Tangan Dingin Hansi Flick di Balik Kesuksesan Bayern Munchen

Hansi Flick - Instagram @hansi_flick
17 Juni 2020 22:27 WIB Chrisna Chaniscara Sepakbola Share :

Harianjogja.com, BREMEN—Perasaan Karl-Heinz Rummenigge campur aduk saat melihat Bayern Munich memastikan gelar Bundesliga musim ini dengan membekuk Werder Bremen 1-0 di Weserstadion, Rabu (17/6.2020) dini hari WIB. Legenda Timnas Jerman yang kini menjabar CEO Bayern itu puas timnya dapat merebut gelar kedelapan beruntun di kompetisi lokal. Di sisi lain, Rummenigge heran trofi tersebut bisa dengan “mudah” disegel Bayern dengan liga yang masih menyisakan dua laga.

Die Roten sempat terseok-seok di awal musim saat masih dilatih Niko Kovac. Berstatus juara bertahan, Bayern seperti dipaksa melupakan asa meraih trofi musim ini setelah kalah langkah dari kompetitornya sebelum pergantian tahun. Thomas Muller dkk. terlalu banyak membuang-buang angka dan sempat terlempar dari empat besar pada Desember 2019. “Akhir tahun kami masih tertinggal enam poin dari pemuncak klasemen, RB Leipzig. Saat itu kami adalah tim lemah,” tutur Rummenigge seperti dilansir DW Sports, Rabu.

Namun kehadiran Hans-Dieter “Hansi” Flick perlahan mengubah peruntungan Die Roten. Sempat diragukan karena menelan dua kekalahan dari empat laga awalnya di Bundesliga, Flick membuktikan kapasitasnya dengan memenangi 17 dari 18 laga selanjutnya tanpa sekalipun tumbang. Tangan dingin pelatih 55 tahun itu juga sukses membuat Robert Lewandowski kembali menemukan ketajamannya. Striker Timnas Polandia ini bahkan sukses mencatatkan 45 gol di semua ajang musim ini.
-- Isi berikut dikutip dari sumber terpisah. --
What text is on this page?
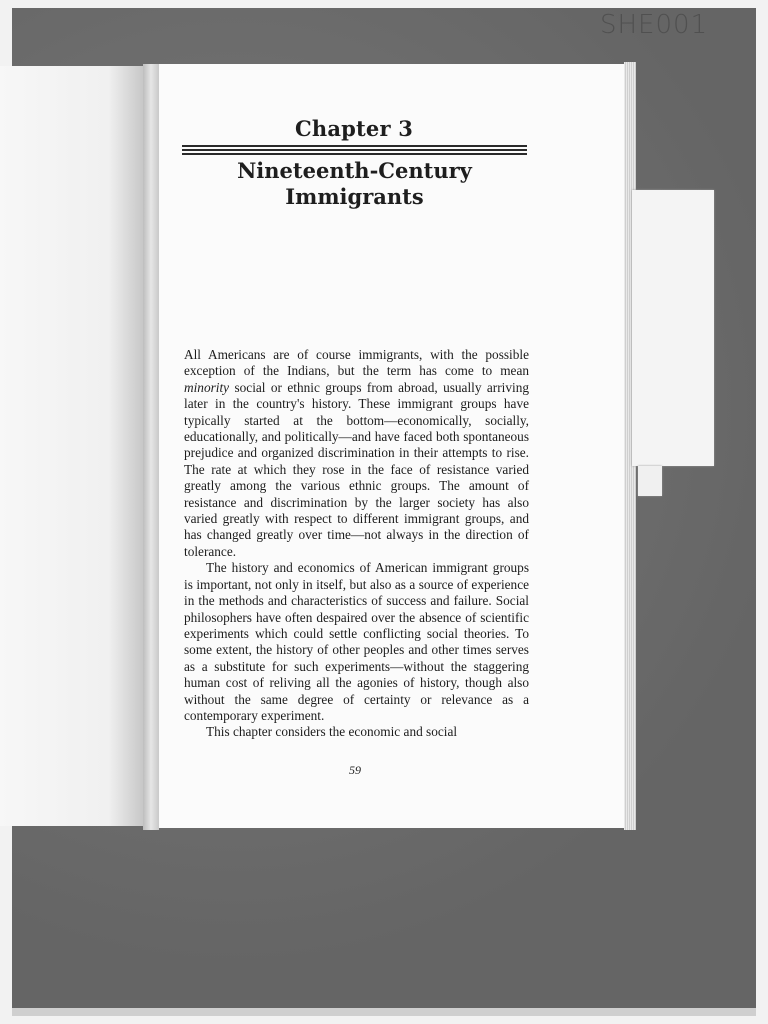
SHE001
Chapter 3
Nineteenth-Century
Immigrants

All Americans are of course immigrants, with the possible exception of the Indians, but the term has come to mean minority social or ethnic groups from abroad, usually arriving later in the country's history. These immigrant groups have typically started at the bottom—economically, socially, educationally, and politically—and have faced both spontaneous prejudice and organized discrimination in their attempts to rise. The rate at which they rose in the face of resistance varied greatly among the various ethnic groups. The amount of resistance and discrimination by the larger society has also varied greatly with respect to different immigrant groups, and has changed greatly over time—not always in the direction of tolerance.

The history and economics of American immigrant groups is important, not only in itself, but also as a source of experience in the methods and characteristics of success and failure. Social philosophers have often despaired over the absence of scientific experiments which could settle conflicting social theories. To some extent, the history of other peoples and other times serves as a substitute for such experiments—without the staggering human cost of reliving all the agonies of history, though also without the same degree of certainty or relevance as a contemporary experiment.

This chapter considers the economic and social

59
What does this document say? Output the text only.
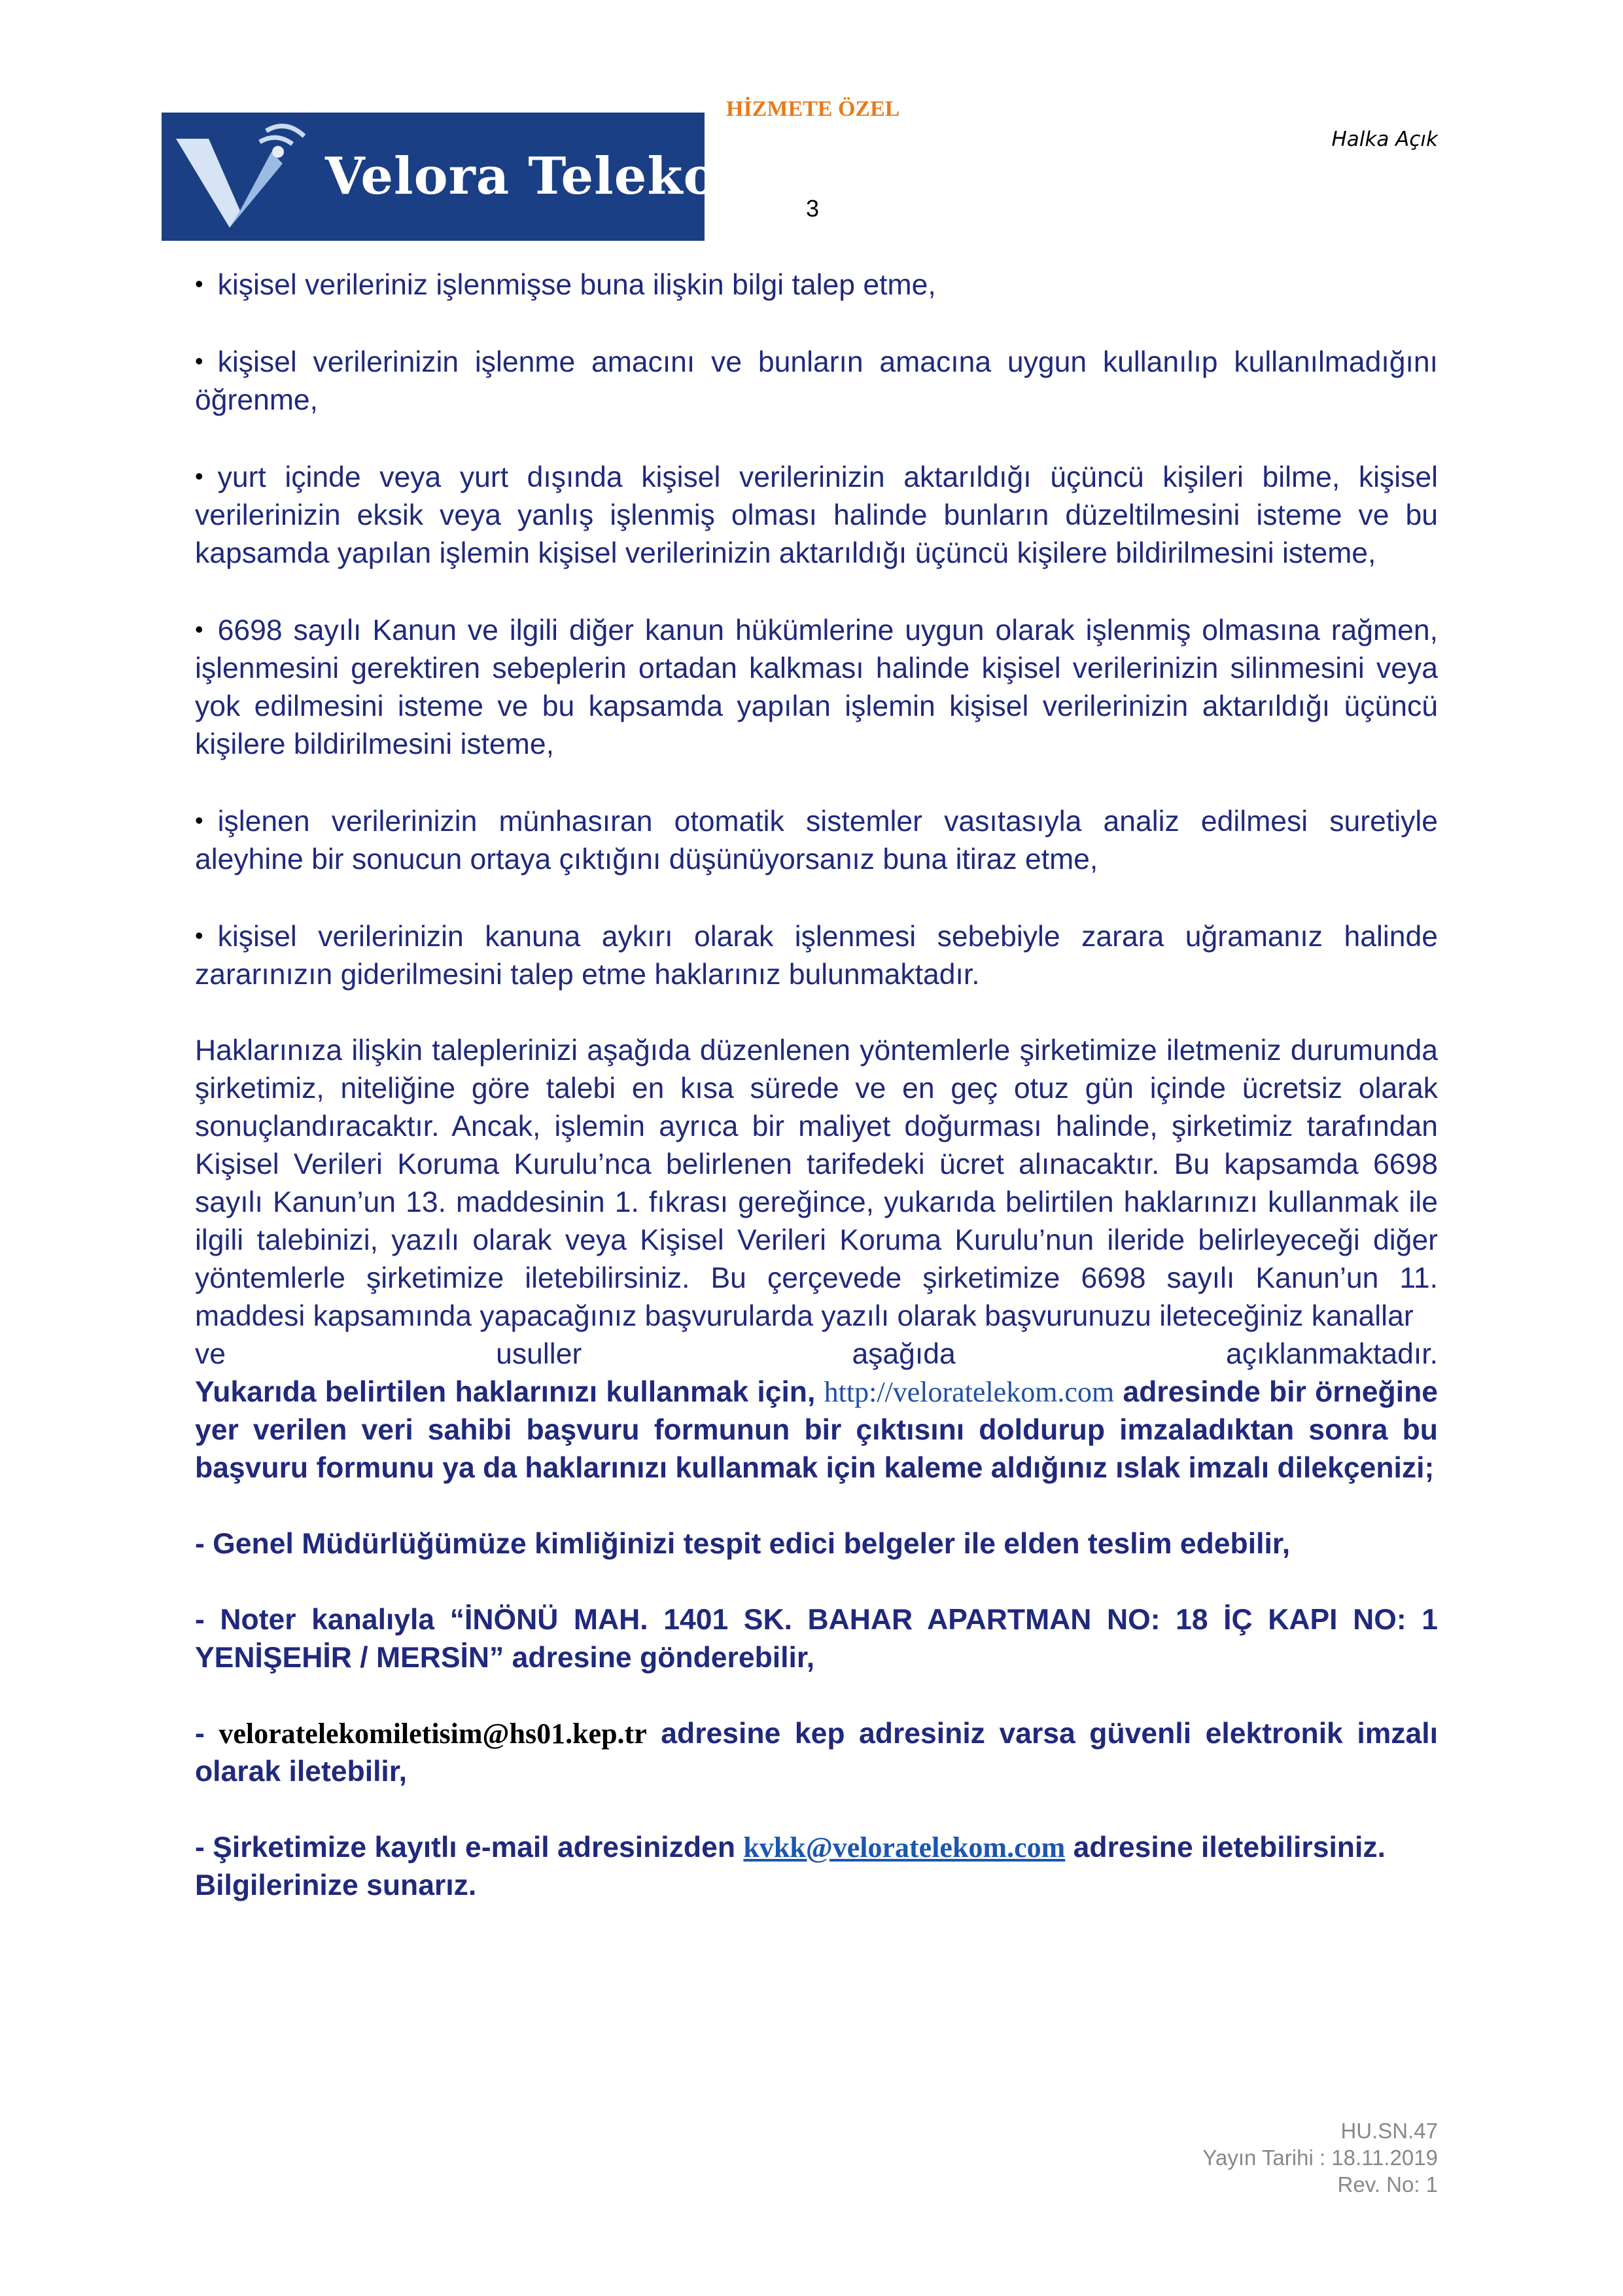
Velora Telekom
HİZMETE ÖZEL
Halka Açık
3

• kişisel verileriniz işlenmişse buna ilişkin bilgi talep etme,

• kişisel verilerinizin işlenme amacını ve bunların amacına uygun kullanılıp kullanılmadığını öğrenme,

• yurt içinde veya yurt dışında kişisel verilerinizin aktarıldığı üçüncü kişileri bilme, kişisel verilerinizin eksik veya yanlış işlenmiş olması halinde bunların düzeltilmesini isteme ve bu kapsamda yapılan işlemin kişisel verilerinizin aktarıldığı üçüncü kişilere bildirilmesini isteme,

• 6698 sayılı Kanun ve ilgili diğer kanun hükümlerine uygun olarak işlenmiş olmasına rağmen, işlenmesini gerektiren sebeplerin ortadan kalkması halinde kişisel verilerinizin silinmesini veya yok edilmesini isteme ve bu kapsamda yapılan işlemin kişisel verilerinizin aktarıldığı üçüncü kişilere bildirilmesini isteme,

• işlenen verilerinizin münhasıran otomatik sistemler vasıtasıyla analiz edilmesi suretiyle aleyhine bir sonucun ortaya çıktığını düşünüyorsanız buna itiraz etme,

• kişisel verilerinizin kanuna aykırı olarak işlenmesi sebebiyle zarara uğramanız halinde zararınızın giderilmesini talep etme haklarınız bulunmaktadır.

Haklarınıza ilişkin taleplerinizi aşağıda düzenlenen yöntemlerle şirketimize iletmeniz durumunda şirketimiz, niteliğine göre talebi en kısa sürede ve en geç otuz gün içinde ücretsiz olarak sonuçlandıracaktır. Ancak, işlemin ayrıca bir maliyet doğurması halinde, şirketimiz tarafından Kişisel Verileri Koruma Kurulu’nca belirlenen tarifedeki ücret alınacaktır. Bu kapsamda 6698 sayılı Kanun’un 13. maddesinin 1. fıkrası gereğince, yukarıda belirtilen haklarınızı kullanmak ile ilgili talebinizi, yazılı olarak veya Kişisel Verileri Koruma Kurulu’nun ileride belirleyeceği diğer yöntemlerle şirketimize iletebilirsiniz. Bu çerçevede şirketimize 6698 sayılı Kanun’un 11. maddesi kapsamında yapacağınız başvurularda yazılı olarak başvurunuzu ileteceğiniz kanallar

ve	usuller	aşağıda	açıklanmaktadır.

Yukarıda belirtilen haklarınızı kullanmak için, http://veloratelekom.com adresinde bir örneğine yer verilen veri sahibi başvuru formunun bir çıktısını doldurup imzaladıktan sonra bu başvuru formunu ya da haklarınızı kullanmak için kaleme aldığınız ıslak imzalı dilekçenizi;

- Genel Müdürlüğümüze kimliğinizi tespit edici belgeler ile elden teslim edebilir,

- Noter kanalıyla “İNÖNÜ MAH. 1401 SK. BAHAR APARTMAN NO: 18 İÇ KAPI NO: 1 YENİŞEHİR / MERSİN” adresine gönderebilir,

- veloratelekomiletisim@hs01.kep.tr adresine kep adresiniz varsa güvenli elektronik imzalı olarak iletebilir,

- Şirketimize kayıtlı e-mail adresinizden kvkk@veloratelekom.com adresine iletebilirsiniz.

Bilgilerinize sunarız.

HU.SN.47
Yayın Tarihi : 18.11.2019
Rev. No: 1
Pemain yang mengalami masa-masa sulit di masa Kovac seperti Thomas Muller, Jerome Boateng dan David Alaba juga kembali menemukan jati dirinya. Flick pun sukses mengorbitkan pemain muda macam Alphonso Davies hingga Joshua Zirkzee. Kombinasi pemain senior-junior plus taktik menyerang yang variatif menjadi kunci kebangkitan Bayern musim ini. “Dia [Flick] melakukan tugas luar biasa. Selain itu, saya merasa tim-tim lain gagal memaksimalkan peluang ketika kami tengah terpuruk,” imbuh Rummenigge.

Menjadi kampiun Bundesliga tak lantas membuat tugas Flick selesai musim ini. Bayern masih berpeluang meraih treble winner apabila berjaya di Liga Champions dan DFB Pokal.  Di Liga Champions, Bayern harus melewati hadangan Chelsea di babak 16 besar. Tugas Die Roten cukup mudah karena sudah unggul 3-0 di leg I di London. Sementara mereka bakal bersua dengan Bayer Leverkusen di final DFB Pokal. “Kami telah mengambil langkah pertama dan mencapai tujuan besar pertama kami dengan memenangkan Bundesliga. Kami masih punya DFB Pokal dan tentu saja Liga Champions. Ini akan sulit, kami harus terus fit dan melihat apa yang akan terjadi,” ujar Flick dilansir Sportskeeda.